I've taken a slightly unusual approach in that I have a custom phrasebook syntax/format for each included language (SQL,LaTeX,XHTML). I wanted each phrasebook's source file to be readable in the appropriate syntax highlighting mode. Therefore each phrasebook uses its languange's comment syntax to delimit sections. For instance

Code: Select all

-- @Query Label: GET_FOO
-- @Query Var: foo_id INT identifies the foo to get
-- @Query Column: 1 name TEXT the name of the foo
-- @Query String
SELECT name FROM foos WHERE foo_id=їїfoo_id]];
-- @End Query String
Would be a given phrase in my PhraseBook. I'm working on a PhraseBookDoc tool (as you can probably guess by the Var/Column sections (optional)). If the Vars are list howeverm it does do the appropriate type checking (and can thus avoid casting things to quoted text). If I ever finish my SQLDOc module, then the two will cross link (ie auto detect table names and link to that tables definiation, include list of phrases using a table on the table's page, etc)

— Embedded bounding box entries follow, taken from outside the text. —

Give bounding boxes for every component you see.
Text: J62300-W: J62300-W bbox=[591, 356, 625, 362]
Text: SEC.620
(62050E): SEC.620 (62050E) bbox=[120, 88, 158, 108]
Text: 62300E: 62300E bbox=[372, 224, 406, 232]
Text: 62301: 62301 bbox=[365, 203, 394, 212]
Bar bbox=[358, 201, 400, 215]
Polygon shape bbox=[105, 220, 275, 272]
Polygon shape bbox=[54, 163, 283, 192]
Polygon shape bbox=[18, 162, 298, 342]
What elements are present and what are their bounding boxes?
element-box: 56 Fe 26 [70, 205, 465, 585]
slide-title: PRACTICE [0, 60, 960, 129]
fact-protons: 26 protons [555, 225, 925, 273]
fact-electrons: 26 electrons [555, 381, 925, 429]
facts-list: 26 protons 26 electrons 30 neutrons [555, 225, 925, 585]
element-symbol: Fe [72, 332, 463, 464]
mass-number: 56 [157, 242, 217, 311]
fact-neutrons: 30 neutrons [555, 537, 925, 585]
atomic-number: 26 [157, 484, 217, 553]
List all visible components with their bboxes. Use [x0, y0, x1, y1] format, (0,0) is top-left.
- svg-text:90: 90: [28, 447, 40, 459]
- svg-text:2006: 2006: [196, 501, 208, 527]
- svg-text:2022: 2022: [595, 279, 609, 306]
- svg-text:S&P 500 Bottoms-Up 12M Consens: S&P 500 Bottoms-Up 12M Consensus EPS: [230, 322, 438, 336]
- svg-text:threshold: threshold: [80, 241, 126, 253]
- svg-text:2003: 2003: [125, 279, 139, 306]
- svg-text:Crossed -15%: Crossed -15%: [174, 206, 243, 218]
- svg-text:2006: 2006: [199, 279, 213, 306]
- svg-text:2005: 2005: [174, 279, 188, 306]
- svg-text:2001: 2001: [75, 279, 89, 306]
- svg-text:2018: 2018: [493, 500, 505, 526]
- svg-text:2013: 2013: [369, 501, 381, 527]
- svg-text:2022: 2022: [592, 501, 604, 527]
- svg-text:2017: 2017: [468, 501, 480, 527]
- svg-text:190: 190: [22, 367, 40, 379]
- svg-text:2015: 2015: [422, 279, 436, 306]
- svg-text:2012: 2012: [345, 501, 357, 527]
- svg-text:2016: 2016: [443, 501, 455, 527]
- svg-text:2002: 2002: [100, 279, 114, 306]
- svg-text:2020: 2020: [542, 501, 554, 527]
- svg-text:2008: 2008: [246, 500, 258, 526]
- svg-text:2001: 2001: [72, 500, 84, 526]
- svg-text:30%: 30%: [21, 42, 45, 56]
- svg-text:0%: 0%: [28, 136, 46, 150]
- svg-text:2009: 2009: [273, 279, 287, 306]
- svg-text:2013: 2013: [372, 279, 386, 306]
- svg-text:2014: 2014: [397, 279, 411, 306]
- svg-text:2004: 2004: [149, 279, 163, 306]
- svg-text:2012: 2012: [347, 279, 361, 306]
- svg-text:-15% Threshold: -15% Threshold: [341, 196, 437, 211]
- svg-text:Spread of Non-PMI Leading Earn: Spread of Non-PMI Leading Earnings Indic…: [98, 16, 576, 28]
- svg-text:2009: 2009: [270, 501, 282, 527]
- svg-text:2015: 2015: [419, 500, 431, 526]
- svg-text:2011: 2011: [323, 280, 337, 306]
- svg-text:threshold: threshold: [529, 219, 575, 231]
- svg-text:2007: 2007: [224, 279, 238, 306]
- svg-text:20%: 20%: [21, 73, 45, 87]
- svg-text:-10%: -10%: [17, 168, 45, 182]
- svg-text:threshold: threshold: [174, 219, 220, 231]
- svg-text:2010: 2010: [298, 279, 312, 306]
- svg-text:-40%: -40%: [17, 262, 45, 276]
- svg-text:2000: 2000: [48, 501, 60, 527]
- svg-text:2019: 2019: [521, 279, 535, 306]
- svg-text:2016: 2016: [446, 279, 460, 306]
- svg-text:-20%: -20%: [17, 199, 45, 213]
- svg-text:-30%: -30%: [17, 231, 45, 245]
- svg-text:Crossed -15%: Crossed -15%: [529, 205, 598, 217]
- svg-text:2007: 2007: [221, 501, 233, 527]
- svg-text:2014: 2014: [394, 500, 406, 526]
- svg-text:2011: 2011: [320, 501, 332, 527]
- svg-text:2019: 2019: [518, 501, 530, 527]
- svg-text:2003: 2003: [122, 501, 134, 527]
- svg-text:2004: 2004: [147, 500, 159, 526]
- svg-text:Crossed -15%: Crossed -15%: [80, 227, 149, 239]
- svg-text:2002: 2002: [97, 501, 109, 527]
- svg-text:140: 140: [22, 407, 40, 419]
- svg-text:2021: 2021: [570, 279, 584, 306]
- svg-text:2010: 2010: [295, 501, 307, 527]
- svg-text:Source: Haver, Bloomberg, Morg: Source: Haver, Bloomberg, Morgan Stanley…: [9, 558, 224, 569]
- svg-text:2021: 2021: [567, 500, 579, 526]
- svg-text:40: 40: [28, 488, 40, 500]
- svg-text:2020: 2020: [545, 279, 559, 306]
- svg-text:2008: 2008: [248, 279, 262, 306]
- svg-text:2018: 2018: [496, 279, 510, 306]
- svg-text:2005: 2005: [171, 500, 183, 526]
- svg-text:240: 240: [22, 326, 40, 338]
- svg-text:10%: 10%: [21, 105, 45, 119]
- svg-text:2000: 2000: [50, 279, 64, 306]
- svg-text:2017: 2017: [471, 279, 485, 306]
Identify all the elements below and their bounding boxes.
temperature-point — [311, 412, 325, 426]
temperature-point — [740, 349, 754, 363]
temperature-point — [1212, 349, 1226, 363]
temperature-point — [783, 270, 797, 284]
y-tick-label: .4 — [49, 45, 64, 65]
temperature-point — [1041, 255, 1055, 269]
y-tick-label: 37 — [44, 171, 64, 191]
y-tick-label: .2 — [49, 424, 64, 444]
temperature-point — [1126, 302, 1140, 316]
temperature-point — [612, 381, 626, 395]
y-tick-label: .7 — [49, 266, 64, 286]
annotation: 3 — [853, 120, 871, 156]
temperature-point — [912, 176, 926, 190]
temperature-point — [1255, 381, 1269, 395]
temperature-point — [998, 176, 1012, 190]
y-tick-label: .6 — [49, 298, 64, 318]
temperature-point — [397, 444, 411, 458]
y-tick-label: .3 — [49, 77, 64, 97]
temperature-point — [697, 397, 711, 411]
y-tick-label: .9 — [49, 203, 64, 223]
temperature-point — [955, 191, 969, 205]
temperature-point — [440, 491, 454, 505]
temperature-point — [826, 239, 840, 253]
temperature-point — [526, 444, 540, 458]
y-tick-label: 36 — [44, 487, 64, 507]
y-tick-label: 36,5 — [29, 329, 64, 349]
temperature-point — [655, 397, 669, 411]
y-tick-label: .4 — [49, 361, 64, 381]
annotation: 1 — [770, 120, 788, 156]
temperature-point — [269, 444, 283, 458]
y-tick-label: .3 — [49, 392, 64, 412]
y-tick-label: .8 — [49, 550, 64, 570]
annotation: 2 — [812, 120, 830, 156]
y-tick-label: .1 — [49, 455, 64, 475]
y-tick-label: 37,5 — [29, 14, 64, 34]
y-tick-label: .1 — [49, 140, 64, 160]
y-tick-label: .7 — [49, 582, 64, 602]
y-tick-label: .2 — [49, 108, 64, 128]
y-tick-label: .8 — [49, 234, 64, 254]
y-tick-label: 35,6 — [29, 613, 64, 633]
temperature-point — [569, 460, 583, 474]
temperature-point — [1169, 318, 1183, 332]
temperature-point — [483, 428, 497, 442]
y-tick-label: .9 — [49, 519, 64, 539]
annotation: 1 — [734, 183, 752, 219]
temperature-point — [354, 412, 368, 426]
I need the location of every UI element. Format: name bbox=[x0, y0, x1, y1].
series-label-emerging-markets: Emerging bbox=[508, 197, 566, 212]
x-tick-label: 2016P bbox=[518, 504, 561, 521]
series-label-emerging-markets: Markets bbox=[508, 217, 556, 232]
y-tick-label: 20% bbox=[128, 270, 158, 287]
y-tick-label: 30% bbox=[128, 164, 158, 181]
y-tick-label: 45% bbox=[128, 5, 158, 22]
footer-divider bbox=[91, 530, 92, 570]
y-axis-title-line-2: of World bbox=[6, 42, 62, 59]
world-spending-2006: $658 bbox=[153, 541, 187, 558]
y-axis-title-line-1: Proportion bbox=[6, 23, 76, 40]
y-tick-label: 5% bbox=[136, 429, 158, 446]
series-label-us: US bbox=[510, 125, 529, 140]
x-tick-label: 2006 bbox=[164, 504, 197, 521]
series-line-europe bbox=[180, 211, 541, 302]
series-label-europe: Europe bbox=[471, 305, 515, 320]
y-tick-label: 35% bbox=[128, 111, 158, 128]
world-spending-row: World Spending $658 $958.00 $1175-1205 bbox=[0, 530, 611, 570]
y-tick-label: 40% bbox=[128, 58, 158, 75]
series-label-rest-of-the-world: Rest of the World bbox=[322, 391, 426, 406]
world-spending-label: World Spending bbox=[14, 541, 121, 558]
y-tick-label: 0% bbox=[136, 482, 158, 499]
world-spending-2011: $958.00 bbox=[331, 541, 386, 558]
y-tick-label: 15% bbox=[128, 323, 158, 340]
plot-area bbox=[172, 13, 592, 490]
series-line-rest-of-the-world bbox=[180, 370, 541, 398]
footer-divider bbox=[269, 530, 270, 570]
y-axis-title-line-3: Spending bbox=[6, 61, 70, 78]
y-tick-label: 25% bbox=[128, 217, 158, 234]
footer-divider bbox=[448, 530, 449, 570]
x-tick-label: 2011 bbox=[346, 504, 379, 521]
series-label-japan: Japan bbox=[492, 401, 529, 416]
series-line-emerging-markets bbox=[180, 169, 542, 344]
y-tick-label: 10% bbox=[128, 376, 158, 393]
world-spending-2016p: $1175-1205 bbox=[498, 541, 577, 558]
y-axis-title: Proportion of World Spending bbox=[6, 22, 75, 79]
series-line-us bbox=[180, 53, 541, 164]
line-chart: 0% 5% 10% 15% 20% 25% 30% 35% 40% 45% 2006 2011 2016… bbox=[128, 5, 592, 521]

Now the loading process is lots of strpos,preg_match, etc string processing. I'll typically consolidate all the Phreases for a given section of the application to one phrase file, so I don't need to load every single possible query on every single page. So far it hasn't caused too much of a preformence drain, but I can see it getting to the point. Of course having multiple phrase files starts to heighten the chance of missing one on a schema change...

This is one of the classic places, in my mind at least, where it would be nice to have application scoped variables. Have people found good workarounds? I suppose I could "compile" the phrases to a binary file in some sense that would need less string parsing, but its still needed to open a file, read it, populate an internal structure, etc on every page.